Subscripts and sizes should be signed

Well, on one level, yes, most abstract algorithms can be written equally fluently whether or not index variables can represent negative numbers ... precisely because most abstract algorithms do not need index variables to be able to represent negative numbers.

On another level: No, it does matter. It goes more with the grain of Rust, or C, or ... every other language I can think of, that has unsigned numeric types at all ... to use unsigned index types, and that is because programming language designers choose to make invalid states unrepresentable in this instance.

There's a practical reason for that: nobody presently makes a computer with more than 263 bytes of RAM or disk. Back in the days when computers typically had 32-bit pointers and 3 or 4 gigabytes of RAM, programs that didn't handle more than 2GB in one array correctly were a regular headache at the job I had at the time (which was making custom modifications to GCC, and sometimes the requested modification was "make it magically fix the bugs in our program").

If you cannot share the project, or at least the abstract algorithm, then I don't think you will be able to convince anyone here that your proposed change would we worthwhile, even if backward compatibility didn't make it impossible.

2 Likes

You did not answer the most important part of my response. What is your desired outcome of this thread? Please be specific, indicating every step that is necessary, including the possible breaking changes and implications of them.

1 Like

How unsigned operations imply "no type safety"? It is just a number operations.

It is a useless theoretical conception, when u need some math. It is ok for enums when u need just unique id and nothing more, but its a problem when u need math. Some comments above I provided an example with chessboard 256x256. The most useful type for it is isize. If you use u8, you just create a problems with conversions on each small math operation.

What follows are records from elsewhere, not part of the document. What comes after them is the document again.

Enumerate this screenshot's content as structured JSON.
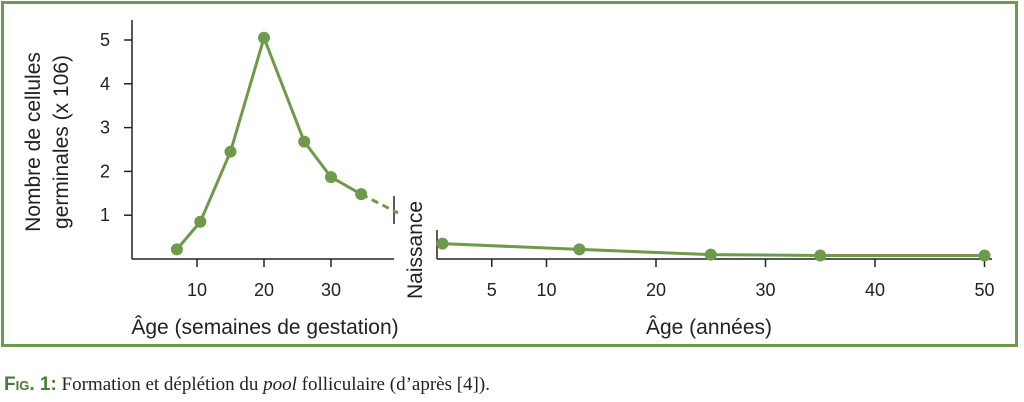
{
  "chart_data": {
    "type": "line",
    "ylabel_line1": "Nombre de cellules",
    "ylabel_line2": "germinales (x 106)",
    "divider_label": "Naissance",
    "color": "#6e9a4c",
    "panels": [
      {
        "xlabel": "Âge (semaines de gestation)",
        "x_ticks": [
          10,
          20,
          30
        ],
        "y_ticks": [
          1,
          2,
          3,
          4,
          5
        ],
        "xlim": [
          0,
          40
        ],
        "ylim": [
          0,
          5.3
        ],
        "series": [
          {
            "x": [
              7,
              10.5,
              15,
              20,
              26,
              30,
              34.5
            ],
            "y": [
              0.22,
              0.85,
              2.45,
              5.05,
              2.68,
              1.87,
              1.48
            ]
          }
        ],
        "extrapolation": {
          "x": [
            34.5,
            40
          ],
          "y": [
            1.48,
            1.05
          ]
        }
      },
      {
        "xlabel": "Âge (années)",
        "x_ticks": [
          5,
          10,
          20,
          30,
          40,
          50
        ],
        "xlim": [
          0,
          51
        ],
        "ylim": [
          0,
          5.3
        ],
        "series": [
          {
            "x": [
              0.5,
              13,
              25,
              35,
              50
            ],
            "y": [
              0.35,
              0.22,
              0.1,
              0.08,
              0.08
            ]
          }
        ]
      }
    ]
  },
  "caption": {
    "label": "Fig. 1:",
    "text_before": " Formation et déplétion du ",
    "text_italic": "pool",
    "text_after": " folliculaire (d’après [4])."
  }
}
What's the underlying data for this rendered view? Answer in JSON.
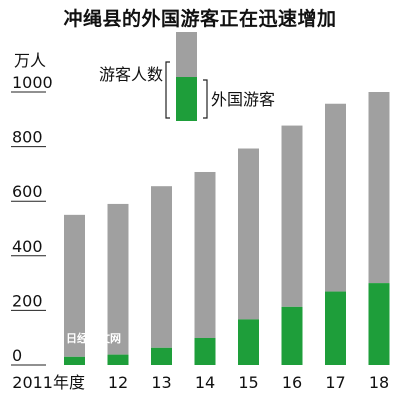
{
  "chart_data": {
    "type": "bar",
    "title": "冲绳县的外国游客正在迅速增加",
    "unit_label": "万人",
    "categories": [
      "2011年度",
      "12",
      "13",
      "14",
      "15",
      "16",
      "17",
      "18"
    ],
    "series": [
      {
        "name": "游客人数",
        "values": [
          550,
          590,
          655,
          707,
          793,
          877,
          957,
          1000
        ],
        "color": "#a0a0a0"
      },
      {
        "name": "外国游客",
        "values": [
          30,
          38,
          63,
          99,
          167,
          213,
          269,
          300
        ],
        "color": "#1e9e3a"
      }
    ],
    "ylim": [
      0,
      1000
    ],
    "yticks": [
      0,
      200,
      400,
      600,
      800,
      1000
    ],
    "grid": false,
    "legend_position": "top-center",
    "watermark": "日经中文网"
  }
}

If you need more that 2**31 elements in array, you need 64-bit machine. Using so big arrays on 32-bit machine is a very rare case. If extra bit is important for you, you do something wrong, because tomorrow you fill need one more extra bit.

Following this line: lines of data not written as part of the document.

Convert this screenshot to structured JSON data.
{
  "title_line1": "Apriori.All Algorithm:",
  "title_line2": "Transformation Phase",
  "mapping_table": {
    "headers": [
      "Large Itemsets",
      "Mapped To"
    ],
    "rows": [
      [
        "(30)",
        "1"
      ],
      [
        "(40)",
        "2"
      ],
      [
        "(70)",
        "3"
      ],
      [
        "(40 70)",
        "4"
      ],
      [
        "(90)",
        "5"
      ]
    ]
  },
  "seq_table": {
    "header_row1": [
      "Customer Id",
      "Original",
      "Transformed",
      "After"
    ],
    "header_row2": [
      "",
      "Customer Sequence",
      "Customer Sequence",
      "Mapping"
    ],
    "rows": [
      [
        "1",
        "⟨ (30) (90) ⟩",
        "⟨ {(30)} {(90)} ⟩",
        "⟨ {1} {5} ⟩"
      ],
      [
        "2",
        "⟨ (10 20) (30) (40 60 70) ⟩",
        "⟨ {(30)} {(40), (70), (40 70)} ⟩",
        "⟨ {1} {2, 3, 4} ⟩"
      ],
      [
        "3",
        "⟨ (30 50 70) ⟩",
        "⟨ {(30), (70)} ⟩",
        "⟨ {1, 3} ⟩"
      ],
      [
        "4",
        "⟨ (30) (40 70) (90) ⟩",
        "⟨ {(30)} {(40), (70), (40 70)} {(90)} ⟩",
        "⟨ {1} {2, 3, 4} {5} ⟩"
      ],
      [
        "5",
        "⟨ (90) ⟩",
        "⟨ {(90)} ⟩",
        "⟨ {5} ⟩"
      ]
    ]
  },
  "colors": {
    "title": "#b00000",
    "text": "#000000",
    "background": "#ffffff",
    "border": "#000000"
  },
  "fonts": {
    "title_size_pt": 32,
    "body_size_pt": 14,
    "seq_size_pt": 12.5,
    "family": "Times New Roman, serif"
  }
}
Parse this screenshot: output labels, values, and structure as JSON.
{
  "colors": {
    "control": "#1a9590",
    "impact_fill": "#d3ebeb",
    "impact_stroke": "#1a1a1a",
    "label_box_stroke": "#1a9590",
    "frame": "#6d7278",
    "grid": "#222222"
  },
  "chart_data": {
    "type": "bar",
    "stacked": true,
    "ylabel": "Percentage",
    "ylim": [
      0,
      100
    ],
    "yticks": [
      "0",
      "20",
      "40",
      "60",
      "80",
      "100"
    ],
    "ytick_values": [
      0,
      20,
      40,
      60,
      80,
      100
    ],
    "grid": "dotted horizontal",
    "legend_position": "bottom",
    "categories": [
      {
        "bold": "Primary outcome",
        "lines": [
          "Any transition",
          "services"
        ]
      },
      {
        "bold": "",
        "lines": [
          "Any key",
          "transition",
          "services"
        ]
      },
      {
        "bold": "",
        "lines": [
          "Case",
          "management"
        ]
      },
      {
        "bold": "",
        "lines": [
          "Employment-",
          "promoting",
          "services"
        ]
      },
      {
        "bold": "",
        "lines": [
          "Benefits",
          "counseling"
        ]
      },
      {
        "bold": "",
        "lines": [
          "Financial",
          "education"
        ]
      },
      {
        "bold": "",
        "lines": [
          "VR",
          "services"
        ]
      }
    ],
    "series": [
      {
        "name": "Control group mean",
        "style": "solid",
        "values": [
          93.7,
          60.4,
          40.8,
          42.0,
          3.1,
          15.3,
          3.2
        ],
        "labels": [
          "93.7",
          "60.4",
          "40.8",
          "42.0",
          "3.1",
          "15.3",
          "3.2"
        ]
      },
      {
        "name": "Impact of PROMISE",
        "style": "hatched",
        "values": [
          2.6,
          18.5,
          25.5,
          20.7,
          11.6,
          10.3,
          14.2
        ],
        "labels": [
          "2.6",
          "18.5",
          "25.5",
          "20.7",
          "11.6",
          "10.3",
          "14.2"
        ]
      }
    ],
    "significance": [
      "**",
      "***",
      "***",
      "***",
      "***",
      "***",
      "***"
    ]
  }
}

I provided some small examples, where unsigned index is a problem. And I did not see opposite examples. Theoretical words "compile-time invariants"? Leave them for hipsters, I dont believe in these words, when I really see in all cases, that they only create more conversion boilerplate.

I think, I must attract some attention to this problem, because looks like most part of Rust's community still doesnt know, that checking signed index need only one comparing instruction. I must tell them, how to do it. And a lot of people just repeat theoretical words about bounded types etc, and they think, that it is useful conception, because the name of this conception sounds cool. I must tell them, that it is false.

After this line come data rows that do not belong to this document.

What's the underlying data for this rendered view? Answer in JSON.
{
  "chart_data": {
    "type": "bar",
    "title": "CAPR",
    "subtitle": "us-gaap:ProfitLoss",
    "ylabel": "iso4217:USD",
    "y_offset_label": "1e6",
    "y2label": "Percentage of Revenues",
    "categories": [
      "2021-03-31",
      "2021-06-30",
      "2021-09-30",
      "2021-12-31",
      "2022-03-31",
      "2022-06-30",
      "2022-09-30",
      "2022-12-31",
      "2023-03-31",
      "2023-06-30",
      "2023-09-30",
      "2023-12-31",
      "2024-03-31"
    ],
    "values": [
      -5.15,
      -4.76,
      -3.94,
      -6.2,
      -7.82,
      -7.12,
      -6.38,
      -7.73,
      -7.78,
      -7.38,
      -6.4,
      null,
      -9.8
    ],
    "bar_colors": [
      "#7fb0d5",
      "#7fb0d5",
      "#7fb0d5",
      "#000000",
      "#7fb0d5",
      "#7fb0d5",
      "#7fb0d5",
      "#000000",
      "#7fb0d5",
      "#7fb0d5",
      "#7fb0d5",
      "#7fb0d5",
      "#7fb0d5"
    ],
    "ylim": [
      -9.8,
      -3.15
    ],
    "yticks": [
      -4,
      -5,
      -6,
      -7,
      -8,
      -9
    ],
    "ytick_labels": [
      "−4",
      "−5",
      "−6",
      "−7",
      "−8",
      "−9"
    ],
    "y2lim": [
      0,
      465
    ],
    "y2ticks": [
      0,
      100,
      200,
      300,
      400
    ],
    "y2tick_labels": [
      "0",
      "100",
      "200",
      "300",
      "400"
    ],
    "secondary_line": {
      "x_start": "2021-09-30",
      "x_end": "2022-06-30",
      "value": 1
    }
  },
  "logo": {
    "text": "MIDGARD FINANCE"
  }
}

It is just a number operation which happens to violate semantic type safety. If your 32 bits represent a signed number, you typically don't want to perform unsigned division on it, and vice-versa, if your number is unsigned then you typically don't want to perform signed division. What type safety means is that the type system prevents you from accidentally using the wrong operation.

For the same reason Java does have separate types for int and float even though both are sequences of 32 bits and floating point division is also "just an operation".

1 Like

We need type safety when we must distinguish void * from struct S *, and C++ templates was a right move from pure C. But if we talk about type safety between integer types - there are only some corner cases producing unexpected result, but in common case it is not a problem.

How can you "accidentally" call unsigned function, if it has another name?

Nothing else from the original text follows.